85th AMS Annual Meeting

Monday, 10 January 2005: 10:45 AM
Mesoscale modeling of the Antarctic atmosphere
David H. Bromwich, Byrd Polar Research Center, Ohio State Univ., Columbus, OH; and A. J. Monaghan
Poster PDF (369.8 kB)
Based on years of effort with mesoscale modeling in polar regions by the Polar Meteorology Group of the Byrd Polar Research Center at The Ohio State University, the Pennsylvania State University (PSU)-National Center for Atmospheric Research (NCAR) Fifth-generation Mesoscale Model (MM5) has been modified for use in polar regions (referred to as the Polar MM5). The key modifications are: Revised cloud / radiation interaction Modified explicit ice phase microphysics Optimized turbulence (boundary layer) parameterization Implementation of a sea ice surface type Improved treatment of heat transfer through snow / ice surfaces. The nonhydrostatic Polar MM5 is now available as options in the public release version of MM5 (v3.5 and later) from NCAR. Here the applications of Polar MM5 in Antarctica are reviewed.

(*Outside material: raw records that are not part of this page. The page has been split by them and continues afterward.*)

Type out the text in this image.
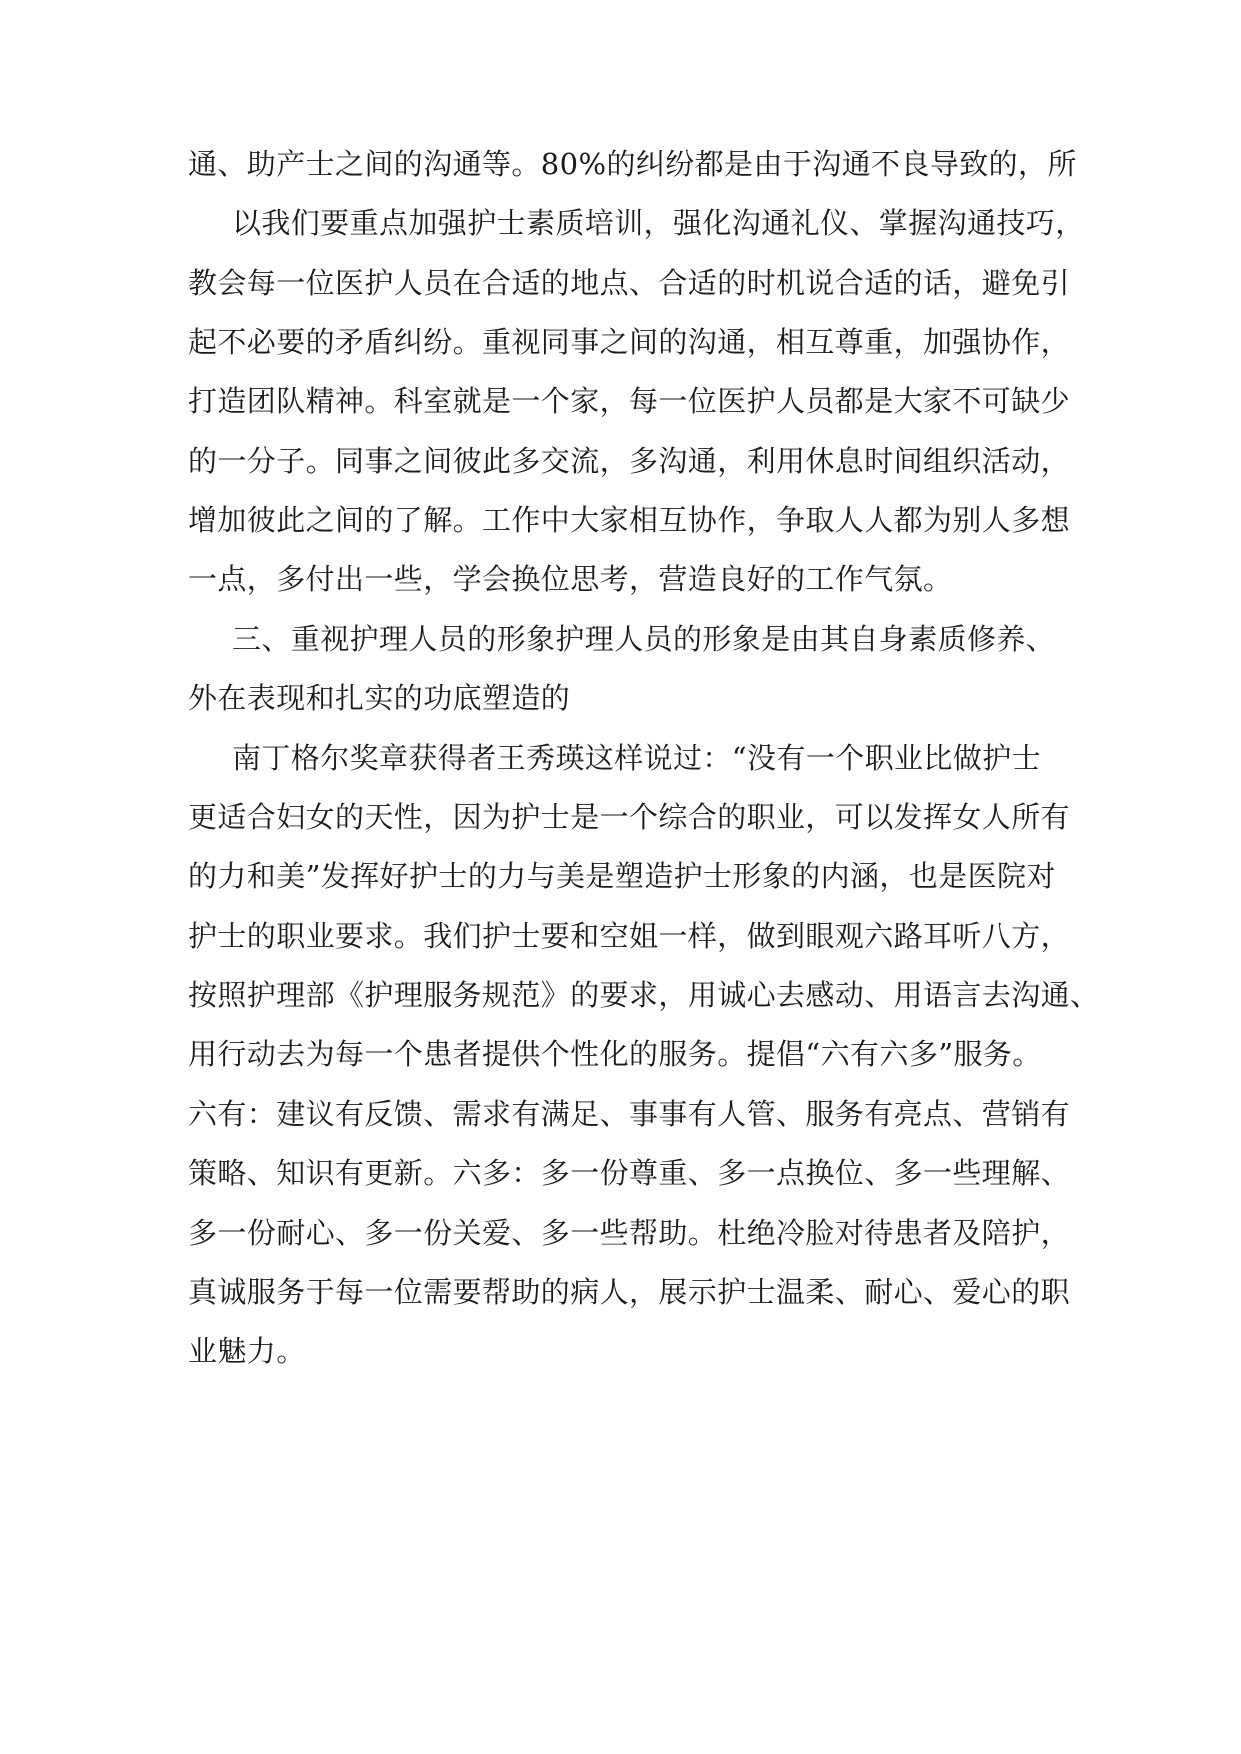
通、助产士之间的沟通等。80%的纠纷都是由于沟通不良导致的，所
以我们要重点加强护士素质培训，强化沟通礼仪、掌握沟通技巧，
教会每一位医护人员在合适的地点、合适的时机说合适的话，避免引
起不必要的矛盾纠纷。重视同事之间的沟通，相互尊重，加强协作，
打造团队精神。科室就是一个家，每一位医护人员都是大家不可缺少
的一分子。同事之间彼此多交流，多沟通，利用休息时间组织活动，
增加彼此之间的了解。工作中大家相互协作，争取人人都为别人多想
一点，多付出一些，学会换位思考，营造良好的工作气氛。
三、重视护理人员的形象护理人员的形象是由其自身素质修养、
外在表现和扎实的功底塑造的
南丁格尔奖章获得者王秀瑛这样说过：“没有一个职业比做护士
更适合妇女的天性，因为护士是一个综合的职业，可以发挥女人所有
的力和美”发挥好护士的力与美是塑造护士形象的内涵，也是医院对
护士的职业要求。我们护士要和空姐一样，做到眼观六路耳听八方，
按照护理部《护理服务规范》的要求，用诚心去感动、用语言去沟通、
用行动去为每一个患者提供个性化的服务。提倡“六有六多”服务。
六有：建议有反馈、需求有满足、事事有人管、服务有亮点、营销有
策略、知识有更新。六多：多一份尊重、多一点换位、多一些理解、
多一份耐心、多一份关爱、多一些帮助。杜绝冷脸对待患者及陪护，
真诚服务于每一位需要帮助的病人，展示护士温柔、耐心、爱心的职
业魅力。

Forecasters use the model output as part of the National Science Foundation sponsored Antarctic Mesoscale Prediction System (AMPS) to meet the operational and logistic needs of the United States Antarctic Program (USAP) air operations. Under a collaborative project with the Polar Meteorology Group, AMPS simulations are performed at the NCAR twice per day, and cover progressively finer domains ranging from 90-km (covering most of the Southern Hemisphere) to 3-km (covering the region immediately surrounding McMurdo Station, the base of USAP operations).

Case studies, extended validations, and climatological investigations have demonstrated that Polar MM5 performs with skill on time scales from three hourly to interannual, both in the continental interior and coastal environment. Skill decreases for areas with complex (primarily coastal) terrain with spatial scales well below the model resolution. Notable recent applications include construction of initial 3-km resolution climatology of the Ross Island area based on 1-y of AMPS output that revealed for the first time the dominant impact of precipitation shadowing on the climate of the Dry Valleys region.

Recent Polar MM5 developments include the formulation of a new upper boundary condition that effectively damps the high wave activity of the Antarctic coastal environment and notably improves AMPS forecasts at longer time scales (1.5-3 days). Efforts are underway to enhance the calculation of the horizontal pressure gradient force for improved simulations of surface winds in areas of complex terrain and to alter the cloud-radiation interactions to eliminate residual biases in the surface temperature prediction. MM5 is transitioning to the Weather Research and Forecasting (WRF) model and plans are to migrate the polar physics to the WRF framework in the near future.